Hockey players with a missing tooth or two isn’t anything new. With pucks, sticks and other objects flying around the rink, the loss of an incisor at some point in any player’s career is a likely occurrence.

On Saturday in Los Angeles, it was forward Taylor Beck’s turn to part with a chiclet, thanks to a puck that caught him up high. After some dental work upon returning to Nashville, it was back to normal…kind of.

“I was eating dinner last night and I started chewing on my new tooth that they put in (after it fell out again), so I went back this morning and got it put back in,” Beck said with a laugh. “It’ll be a couple weeks until I get it [permanently in], but it’s part of the game.”

Beck’s unfortunate run-in with a biscuit paved the way for some friendly jabs from his teammates, including one who was disappointed that the forward elected to fix things up.

“For Becker, I think it cleans him up a bit,” defenseman Ryan Ellis quipped. “He’s a pretty scary looking guy and maybe it adds a little personality to him.”

“He didn’t rock it too long,” Rinne laughed. “He got it fixed pretty fast, and I guess he didn’t like it. I always like it, it makes guys look funny and I wish they would keep it out.”

Easy for a goaltender, who always wears a mask, to say.

“No, [I’ve never lost one],” Rinne said. “Knock on wood.”


Peter Laviolette on the feeling in the locker room headed into the final 10 games:

“It’s frustrating because nobody wants to lose games. You do a lot of things right and there’s things that you can do better, or you’re not getting the results that you want. It can be frustrating, but our group’s got a lot of confidence in the fact that we’ve won a lot of games this year. We got back to work on some things, and I think that’ll help with the confidence as well.”

Laviolette on working on different aspects as the playoffs approach:

“I don’t know if there’s one primary thing. I guess you could work on a lot of things, so we didn’t just focus on one thing on the ice today, nor will we tomorrow. We want to get back to good working habits in practice, a chance to work on specialty teams, a chance to work on your system and your game, chance to get fresh, chance to show some things on video; so the time down the stretch here allows us an opportunity to get back to work, back to business.”

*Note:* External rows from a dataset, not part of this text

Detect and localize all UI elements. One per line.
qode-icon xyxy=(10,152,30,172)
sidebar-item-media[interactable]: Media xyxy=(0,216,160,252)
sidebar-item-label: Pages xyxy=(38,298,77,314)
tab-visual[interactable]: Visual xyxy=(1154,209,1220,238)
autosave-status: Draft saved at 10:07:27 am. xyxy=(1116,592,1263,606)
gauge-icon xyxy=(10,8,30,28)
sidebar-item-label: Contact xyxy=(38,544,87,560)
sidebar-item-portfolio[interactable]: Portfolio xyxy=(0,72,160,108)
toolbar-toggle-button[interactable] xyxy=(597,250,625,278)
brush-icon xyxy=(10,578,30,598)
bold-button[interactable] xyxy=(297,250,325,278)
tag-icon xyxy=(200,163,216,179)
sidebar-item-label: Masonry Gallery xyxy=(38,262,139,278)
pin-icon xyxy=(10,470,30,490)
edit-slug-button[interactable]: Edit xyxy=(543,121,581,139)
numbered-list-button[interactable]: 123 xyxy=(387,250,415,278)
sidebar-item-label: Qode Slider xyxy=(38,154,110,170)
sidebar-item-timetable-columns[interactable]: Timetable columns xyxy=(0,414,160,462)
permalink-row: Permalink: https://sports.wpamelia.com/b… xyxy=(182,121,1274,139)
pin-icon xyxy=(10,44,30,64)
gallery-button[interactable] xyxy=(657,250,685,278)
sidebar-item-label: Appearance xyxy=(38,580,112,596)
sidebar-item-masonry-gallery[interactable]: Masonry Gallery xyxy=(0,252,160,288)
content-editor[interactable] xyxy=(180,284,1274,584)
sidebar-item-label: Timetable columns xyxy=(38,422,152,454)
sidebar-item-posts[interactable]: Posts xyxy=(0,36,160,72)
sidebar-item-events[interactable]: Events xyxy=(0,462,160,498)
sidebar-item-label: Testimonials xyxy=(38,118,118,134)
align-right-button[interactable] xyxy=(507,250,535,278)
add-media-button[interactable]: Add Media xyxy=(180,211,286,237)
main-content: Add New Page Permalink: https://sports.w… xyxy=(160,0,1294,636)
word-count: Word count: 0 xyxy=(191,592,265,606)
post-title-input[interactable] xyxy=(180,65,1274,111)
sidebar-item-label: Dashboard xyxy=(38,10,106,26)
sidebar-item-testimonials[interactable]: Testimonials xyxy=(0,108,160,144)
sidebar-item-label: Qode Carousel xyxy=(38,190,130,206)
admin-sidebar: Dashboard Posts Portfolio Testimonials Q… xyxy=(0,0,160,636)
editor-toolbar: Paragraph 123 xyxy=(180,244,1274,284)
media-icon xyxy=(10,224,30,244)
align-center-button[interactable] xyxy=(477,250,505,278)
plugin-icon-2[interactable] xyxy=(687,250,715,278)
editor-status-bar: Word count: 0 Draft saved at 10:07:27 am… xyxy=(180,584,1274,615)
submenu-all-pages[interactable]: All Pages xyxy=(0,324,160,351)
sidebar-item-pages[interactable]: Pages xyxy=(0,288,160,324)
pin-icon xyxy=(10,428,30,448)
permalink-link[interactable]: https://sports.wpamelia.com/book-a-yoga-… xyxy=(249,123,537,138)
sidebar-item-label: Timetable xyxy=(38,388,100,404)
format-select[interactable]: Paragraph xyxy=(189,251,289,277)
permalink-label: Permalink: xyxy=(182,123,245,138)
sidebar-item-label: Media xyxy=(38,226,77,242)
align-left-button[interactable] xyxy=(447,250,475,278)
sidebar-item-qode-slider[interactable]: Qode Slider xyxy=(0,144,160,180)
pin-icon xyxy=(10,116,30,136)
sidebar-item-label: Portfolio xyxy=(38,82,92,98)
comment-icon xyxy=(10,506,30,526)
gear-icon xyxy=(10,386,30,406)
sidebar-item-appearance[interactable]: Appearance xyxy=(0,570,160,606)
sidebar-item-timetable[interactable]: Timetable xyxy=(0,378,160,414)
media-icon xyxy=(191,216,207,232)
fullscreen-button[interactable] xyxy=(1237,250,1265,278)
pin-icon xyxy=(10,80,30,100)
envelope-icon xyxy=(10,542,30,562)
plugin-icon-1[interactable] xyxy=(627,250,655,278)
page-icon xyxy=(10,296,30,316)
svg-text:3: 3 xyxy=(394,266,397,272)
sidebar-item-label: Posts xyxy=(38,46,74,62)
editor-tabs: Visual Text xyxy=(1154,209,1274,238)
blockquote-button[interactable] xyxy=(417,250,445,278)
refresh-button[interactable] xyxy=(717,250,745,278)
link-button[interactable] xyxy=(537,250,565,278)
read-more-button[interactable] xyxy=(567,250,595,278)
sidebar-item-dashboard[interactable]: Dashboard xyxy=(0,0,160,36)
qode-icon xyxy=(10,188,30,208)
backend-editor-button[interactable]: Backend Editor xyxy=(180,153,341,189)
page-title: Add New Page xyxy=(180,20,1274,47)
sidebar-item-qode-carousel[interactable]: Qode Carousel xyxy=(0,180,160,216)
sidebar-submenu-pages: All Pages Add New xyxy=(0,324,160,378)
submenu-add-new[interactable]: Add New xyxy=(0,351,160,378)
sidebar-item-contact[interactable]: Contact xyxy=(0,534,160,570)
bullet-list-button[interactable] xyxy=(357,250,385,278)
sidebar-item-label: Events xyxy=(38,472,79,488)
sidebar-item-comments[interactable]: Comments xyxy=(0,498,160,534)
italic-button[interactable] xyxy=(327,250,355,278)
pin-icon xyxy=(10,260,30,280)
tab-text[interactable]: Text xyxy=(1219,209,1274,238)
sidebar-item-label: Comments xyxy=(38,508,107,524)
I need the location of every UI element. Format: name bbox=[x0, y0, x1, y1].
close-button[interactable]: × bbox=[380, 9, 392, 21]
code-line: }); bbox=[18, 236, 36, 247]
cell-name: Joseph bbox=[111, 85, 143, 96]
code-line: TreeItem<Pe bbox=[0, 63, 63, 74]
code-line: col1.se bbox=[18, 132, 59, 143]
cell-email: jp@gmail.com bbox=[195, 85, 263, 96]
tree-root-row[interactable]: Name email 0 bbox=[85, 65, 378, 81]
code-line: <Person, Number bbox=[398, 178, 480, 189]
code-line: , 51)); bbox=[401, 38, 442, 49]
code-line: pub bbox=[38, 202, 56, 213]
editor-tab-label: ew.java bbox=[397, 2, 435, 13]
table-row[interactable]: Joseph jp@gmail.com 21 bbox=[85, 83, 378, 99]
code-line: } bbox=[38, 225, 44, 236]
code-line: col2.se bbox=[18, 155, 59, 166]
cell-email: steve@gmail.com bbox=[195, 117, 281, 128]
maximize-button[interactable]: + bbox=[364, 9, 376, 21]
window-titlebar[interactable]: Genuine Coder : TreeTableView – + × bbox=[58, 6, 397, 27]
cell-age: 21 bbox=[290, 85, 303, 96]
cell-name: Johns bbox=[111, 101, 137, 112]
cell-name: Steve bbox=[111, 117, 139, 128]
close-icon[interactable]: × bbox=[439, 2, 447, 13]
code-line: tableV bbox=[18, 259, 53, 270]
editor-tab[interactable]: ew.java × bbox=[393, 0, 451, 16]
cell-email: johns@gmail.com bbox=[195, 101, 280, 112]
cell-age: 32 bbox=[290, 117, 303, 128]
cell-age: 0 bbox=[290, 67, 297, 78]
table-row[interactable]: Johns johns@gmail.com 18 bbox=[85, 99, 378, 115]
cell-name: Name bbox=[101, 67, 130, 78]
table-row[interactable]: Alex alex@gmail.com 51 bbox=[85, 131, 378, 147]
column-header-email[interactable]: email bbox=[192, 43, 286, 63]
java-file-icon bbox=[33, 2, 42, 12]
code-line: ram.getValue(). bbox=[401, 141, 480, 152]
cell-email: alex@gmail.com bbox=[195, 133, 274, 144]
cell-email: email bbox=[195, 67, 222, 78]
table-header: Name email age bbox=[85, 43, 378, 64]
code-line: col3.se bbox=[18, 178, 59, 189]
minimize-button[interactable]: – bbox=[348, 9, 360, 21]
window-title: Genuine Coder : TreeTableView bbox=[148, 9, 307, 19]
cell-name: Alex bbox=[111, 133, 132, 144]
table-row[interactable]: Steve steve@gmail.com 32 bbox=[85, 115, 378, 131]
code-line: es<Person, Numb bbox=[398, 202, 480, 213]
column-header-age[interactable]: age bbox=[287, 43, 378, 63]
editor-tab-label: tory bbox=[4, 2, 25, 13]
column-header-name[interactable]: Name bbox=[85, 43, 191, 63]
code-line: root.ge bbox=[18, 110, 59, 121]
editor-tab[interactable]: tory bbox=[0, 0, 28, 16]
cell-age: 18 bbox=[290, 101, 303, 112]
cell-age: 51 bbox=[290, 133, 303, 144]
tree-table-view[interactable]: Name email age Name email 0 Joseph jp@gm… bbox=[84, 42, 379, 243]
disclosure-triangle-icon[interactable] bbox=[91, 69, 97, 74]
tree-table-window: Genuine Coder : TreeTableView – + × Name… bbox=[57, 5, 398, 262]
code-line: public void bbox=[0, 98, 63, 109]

Taylor Beck on being utilized as a net-front presence on the power play:

“Anytime you can get on the power play, you want to take advantage of it, and we’ve been working to get a net-front presence in front of their goalie. That’s how you’re going to score in this League on the power play. The goalies are too good if they’re seeing the puck, so I’m going to do everything I can to get to the front of the net and see what happens.”